It takes a long time to make good laws. This is a little dry, but bear with me. Someone introduces a bill into one of the two bodies—let’s say the House in this case—where the Speaker assigns it to a committee. The committee takes testimony on the bill, sometimes for weeks, making changes and more changes. The House, by definition, takes more thorough testimony than the Senate? Why? Because House members serve on only one committee, while Senators divide their time between two.
So we've taken weeks of testimony, and we, the committee, "pass out" the bill—typically the outcome for about 10% of the bills introduced. If the committee passes out the bill, it returns to the floor of the House where it started. Here it goes through two more “readings” over two days, and any legislator may introduce an amendment before either reading. The committee of jurisdiction, as it is called, may have met early that morning to consider the amendments and vote on them. If the bill passes third reading, it then goes, in this case, to the Senate, where the process is repeated. The designated Senate committee may make all kinds of changes—may even propose a “strike-all” amendment which is just what it sounds like: getting rid of everything in the original bill and substituting something else. The Senate committee now votes out the newly amended bill, which goes to the full Senate and, typically, passes. (Bills don’t typically make it to the floor without reasonable assurance of passage. They could, however, die anywhere else along the line.)

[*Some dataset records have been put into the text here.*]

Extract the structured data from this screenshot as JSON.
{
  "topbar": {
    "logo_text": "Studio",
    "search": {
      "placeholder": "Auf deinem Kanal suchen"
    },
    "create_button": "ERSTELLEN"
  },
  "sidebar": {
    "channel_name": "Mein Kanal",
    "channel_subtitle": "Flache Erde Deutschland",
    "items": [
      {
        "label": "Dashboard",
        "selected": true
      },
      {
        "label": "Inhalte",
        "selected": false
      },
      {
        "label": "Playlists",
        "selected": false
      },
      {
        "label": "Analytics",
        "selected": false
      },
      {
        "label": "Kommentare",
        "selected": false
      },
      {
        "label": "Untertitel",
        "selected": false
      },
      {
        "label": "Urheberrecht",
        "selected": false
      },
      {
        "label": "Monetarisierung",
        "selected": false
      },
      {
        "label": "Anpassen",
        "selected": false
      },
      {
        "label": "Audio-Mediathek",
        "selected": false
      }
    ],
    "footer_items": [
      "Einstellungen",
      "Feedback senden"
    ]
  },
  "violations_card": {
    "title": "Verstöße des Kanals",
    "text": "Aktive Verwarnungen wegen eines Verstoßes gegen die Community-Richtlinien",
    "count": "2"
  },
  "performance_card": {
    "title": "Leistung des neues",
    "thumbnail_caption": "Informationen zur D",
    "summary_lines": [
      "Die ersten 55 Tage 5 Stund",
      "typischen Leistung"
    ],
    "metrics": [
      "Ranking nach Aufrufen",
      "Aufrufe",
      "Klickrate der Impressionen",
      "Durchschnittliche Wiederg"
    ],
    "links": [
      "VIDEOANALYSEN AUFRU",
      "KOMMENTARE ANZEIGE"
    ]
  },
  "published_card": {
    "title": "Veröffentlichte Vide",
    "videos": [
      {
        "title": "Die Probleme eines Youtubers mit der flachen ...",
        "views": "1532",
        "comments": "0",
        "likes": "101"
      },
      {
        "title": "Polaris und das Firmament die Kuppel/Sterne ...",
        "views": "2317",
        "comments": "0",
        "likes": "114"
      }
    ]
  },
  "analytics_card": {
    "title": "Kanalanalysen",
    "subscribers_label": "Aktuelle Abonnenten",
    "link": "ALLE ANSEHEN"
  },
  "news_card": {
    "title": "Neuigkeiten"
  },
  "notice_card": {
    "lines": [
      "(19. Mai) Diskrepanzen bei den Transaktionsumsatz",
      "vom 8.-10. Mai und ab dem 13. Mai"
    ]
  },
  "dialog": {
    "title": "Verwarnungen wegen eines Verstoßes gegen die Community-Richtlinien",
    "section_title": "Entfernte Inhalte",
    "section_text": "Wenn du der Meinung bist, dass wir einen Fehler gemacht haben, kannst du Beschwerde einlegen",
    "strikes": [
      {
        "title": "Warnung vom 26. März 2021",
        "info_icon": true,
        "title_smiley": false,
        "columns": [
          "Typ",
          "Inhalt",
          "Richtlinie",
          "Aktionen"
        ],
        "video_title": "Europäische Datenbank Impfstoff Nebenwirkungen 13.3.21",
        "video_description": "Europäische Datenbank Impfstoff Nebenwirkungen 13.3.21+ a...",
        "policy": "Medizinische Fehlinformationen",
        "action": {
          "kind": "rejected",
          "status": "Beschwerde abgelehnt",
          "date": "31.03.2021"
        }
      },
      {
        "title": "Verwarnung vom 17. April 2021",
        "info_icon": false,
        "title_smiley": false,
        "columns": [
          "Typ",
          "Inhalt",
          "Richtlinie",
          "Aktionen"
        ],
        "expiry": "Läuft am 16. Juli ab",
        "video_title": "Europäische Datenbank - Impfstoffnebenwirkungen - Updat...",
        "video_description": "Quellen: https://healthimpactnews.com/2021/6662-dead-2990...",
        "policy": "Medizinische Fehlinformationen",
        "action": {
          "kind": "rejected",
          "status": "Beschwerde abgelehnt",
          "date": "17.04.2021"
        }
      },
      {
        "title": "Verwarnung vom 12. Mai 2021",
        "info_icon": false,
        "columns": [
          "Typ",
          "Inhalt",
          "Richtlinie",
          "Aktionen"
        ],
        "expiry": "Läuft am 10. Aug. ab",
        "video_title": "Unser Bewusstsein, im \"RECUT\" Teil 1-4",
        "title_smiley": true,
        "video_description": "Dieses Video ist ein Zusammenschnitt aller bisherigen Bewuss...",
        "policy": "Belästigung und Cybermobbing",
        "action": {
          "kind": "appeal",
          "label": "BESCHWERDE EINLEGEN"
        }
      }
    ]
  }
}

If the bill passes the other body, in this case the Senate, remember that at this point the bill may or may not resemble the original bill. If the Senate happened to accept the House’s bill, the bill now goes directly to the governor’s desk for his signature. If, as is more likely, the Senate bill differs from the House bill, it must return to the House. If the changes are minimal, it’s possible that the House will accept the bill.
But it is more likely that the changes are significant enough that the House committee of jurisdiction will recommend that the House NOT concur with the Senate amendment and that a committee of conference be created.
Here is where the “fun” begins. A committee of conference consists of three senators and three representatives. If almost anything could happen along the way, now truly anything can happen. Here politicians negotiate: if you want X, you have to give me Y. A situation can change minute by minute.
Good or bad, torturous or intriguing, frustrating or rewarding, this is politics.